Not that it wasn’t “expected” that women would vote for Hillary in large numbers…but I don’t think that it was expected that the gender preference would be enough to swing an entire election. It did not in Iowa. Yet that is exactly what it did yesterday in the nation’s first primary.
What we have to understand about the N.H. results, however, is that people can vote across party lines in that state’s primary. The results may not be the same in other states, but it is going to be interesting to watch. VERY interesting.
Can Obama pull it back out? Or is his fledgling candidacy now effectively snuffed out? South Carolina’s upcoming primary will tell us something. There, it is thought by some that Obama may have the wild card, as that state’s higher black population may vote the racial preference, just as women in N.H. voted the gender preference.
One thing we learned in N.H. is that the polls and the pundits can’t be trusted. Polls there showed Obama breaking open a double-digit lead over Clinton just three days ago, and the newspaper and tv commentators were already annointing him the winner. Then Clinton pulled a Truman/Dewey. So much for the polls…
On the GOP side, there appears to be a growing dissatisfaction with both Rudy and Mitt among the Republican rank and file — and when you take those two out of the running, John McCain becomes the obvious choice. One thing this election season is proving is that it doesn’t seem to matter how much money a candidate has to spend in a campaign…voters still pretty much know who they want, and tons of cash on the barrel head is not seeming to change that. Romney spent huge amounts of money in both Iowa and New Hampshire, to no avail.
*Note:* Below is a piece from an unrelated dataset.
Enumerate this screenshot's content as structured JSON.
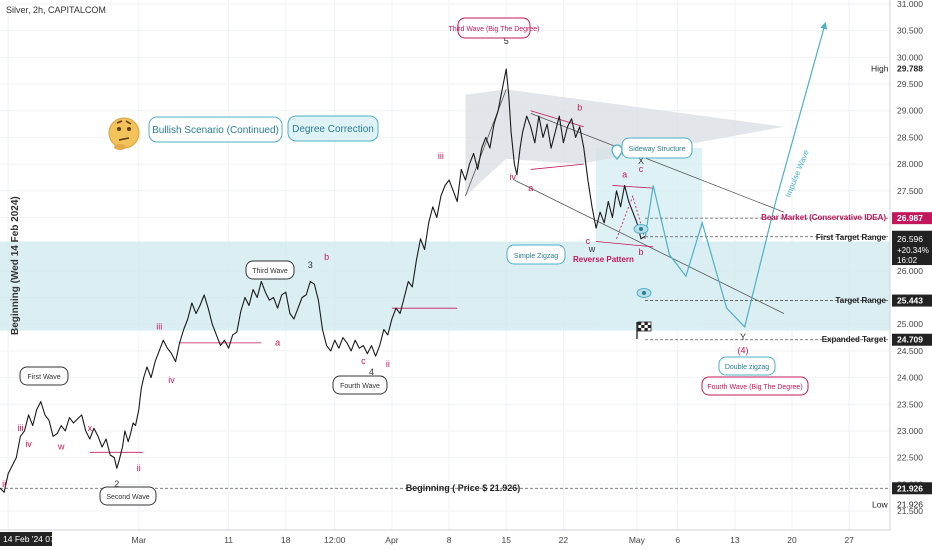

People still, it seems, vote their BELIEFS. And that is why I am commenting on all of this here at Beliefnet.
It seems clear that women in N.H. believe that it is time, at last, to see a woman president. I am going to assume that some crossed party lines there to prove it. I think women were shocked to see Clinton lose Iowa, and hence rallied behind Hillary yesterday. That is not to say that Ms. Clinton’s proposals and ideas are not also favored. I believe they are, by most Democrats — for what she has to say has not been, after all, that much different than the other Democratic candidates. But it is her gender that caused many Republican women to vote for her. I don’t think there can be any question about that. And that says a great deal about what could happen in November’s General Election should Hillary win her party’s nomination.
If the GOP nominates McCain after all, we will see what everyone actually expected and predicted a year ago: a McCain/Clinton match-up in the Fall. It’s fascinating to note how recent polls showed differently, but that the electorate in New Hampshire confirmed the early line from last January.
Now, Super Tuesday (Feb 5) is looking very important (of course, it always was…but there has been a growing sense in the days since Iowa that Obama might actually have the whole thing locked up before then). Now Barackamania, as some pundits have called it, has had a huge bucket of cold water thrown over it. And Rudyitis seems like thing from the distant past.
So we’re back (at least for today) to the two candidates who were deemed to be the Front Runners all along — John and Hillary. The people of New Hampshire have spoken…but be honest…wouldn’t a Fall ’08 campaign between Rudy and Barack seem less predictable and at least a little more exciting?